Three studies have recently explored the role of gluten in causing NCGS. A randomised, placebo controlled, cross-over trial in Italian patients with self-diagnosed gluten sensitivity, showed a small, but statistically significant, deterioration in reported symptoms when they were challenged with gluten in comparison to when they were challenged with placebo. A double-blind, placebo controlled parallel group study from Australia, found evidence of a specific effect of gluten. However, this was not confirmed by a subsequent controlled dietary study with a cross-over design, undertaken by the same group. This found evidence that people who avoid gluten-containing food are more likely to be sensitive to poorly absorbable carbohydrates, which are more abundant in gluten-containing than in gluten-free cereals, than to gluten itself. These carbohydrates include oligosaccharides, fructans and galacto-oligosaccharides. They have been termed Fermentable Oligo- Di- Mono- saccharides And Polyols (FODMAPs), and they are capable of triggering symptoms in patients with inflammatory bowel disease (IBS); gluten-containing diets, but low in FODMAPs, reduce symptoms in IBS. This suggests that the benefits of a GFD in some patients diagnosed with NCGS, may not be a consequence of the elimination of gluten, but rather may be due to their reduced intake of FODMAPs.

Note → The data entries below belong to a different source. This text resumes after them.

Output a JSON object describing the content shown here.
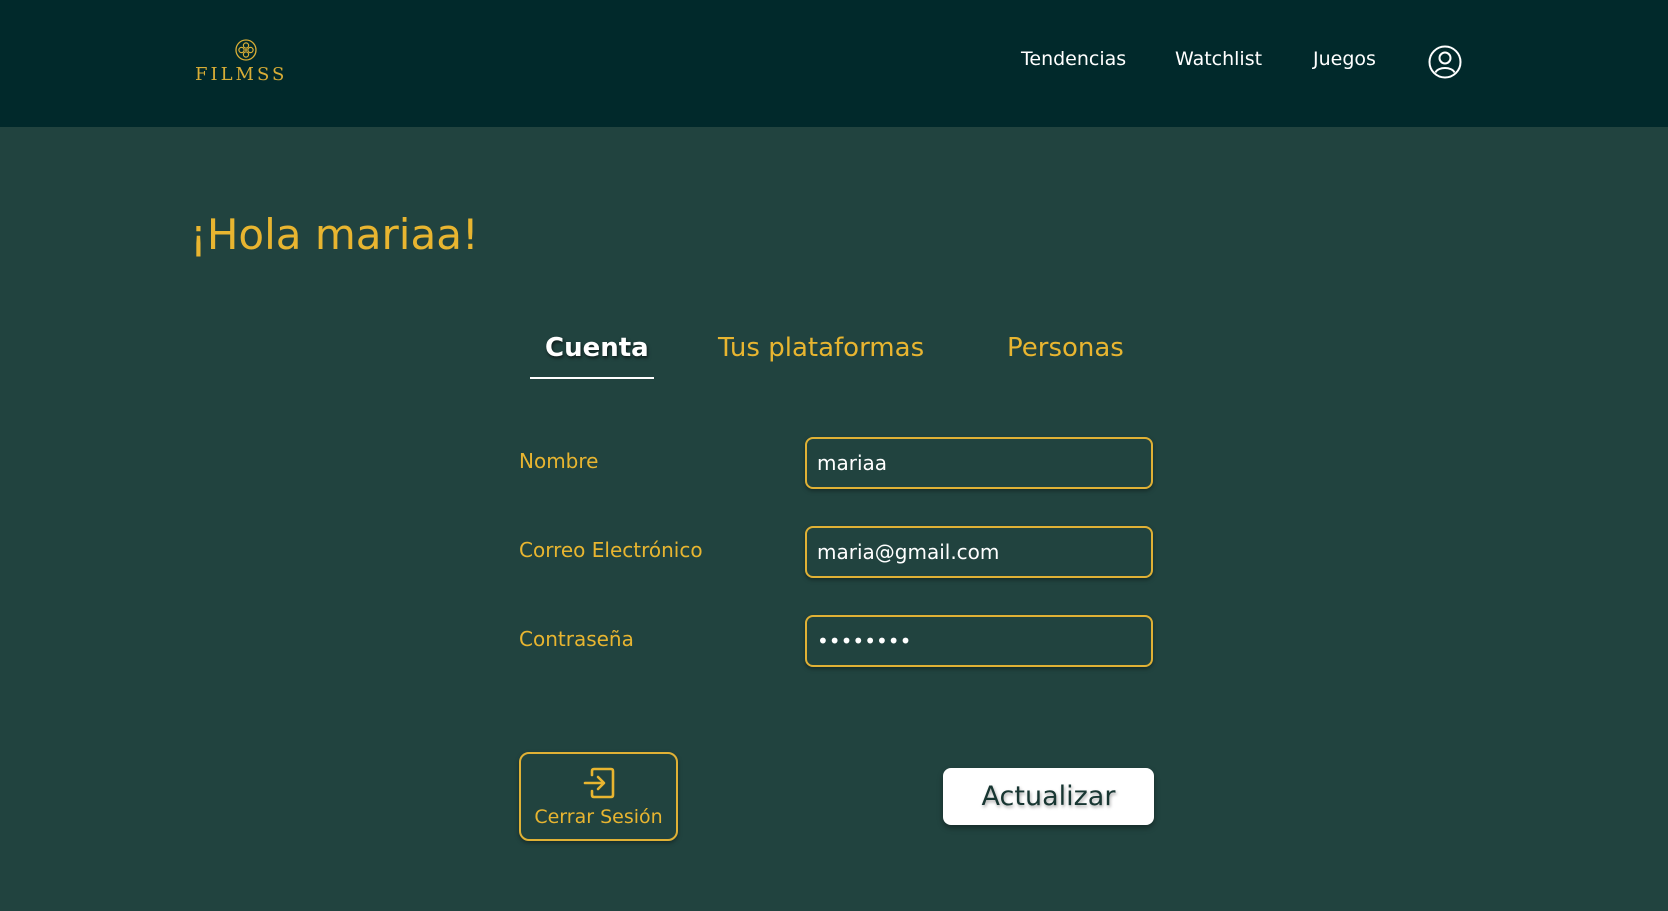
{
  "brand": {
    "name": "FILMSS"
  },
  "nav": {
    "links": [
      "Tendencias",
      "Watchlist",
      "Juegos"
    ],
    "profile_icon": "user-circle-icon"
  },
  "greeting": "¡Hola mariaa!",
  "tabs": [
    {
      "label": "Cuenta",
      "active": true
    },
    {
      "label": "Tus plataformas",
      "active": false
    },
    {
      "label": "Personas",
      "active": false
    }
  ],
  "form": {
    "name": {
      "label": "Nombre",
      "value": "mariaa"
    },
    "email": {
      "label": "Correo Electrónico",
      "value": "maria@gmail.com"
    },
    "password": {
      "label": "Contraseña",
      "value": "12345678"
    }
  },
  "actions": {
    "logout_label": "Cerrar Sesión",
    "logout_icon": "logout-icon",
    "update_label": "Actualizar"
  },
  "colors": {
    "header_bg": "#01292b",
    "page_bg": "#21433f",
    "accent": "#e8b530",
    "text_light": "#ffffff"
  }
}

The aim of our study was to assess the prevalence of NCGS in a cohort of patients without CD or wheat allergy and fulfilling the currently accepted clinical criteria for NCGS who were taking a GFD on their own initiative. Their responses to challenges with gluten-containing vs. gluten-free flour were assessed in a double-blind manner, using a cross-over design.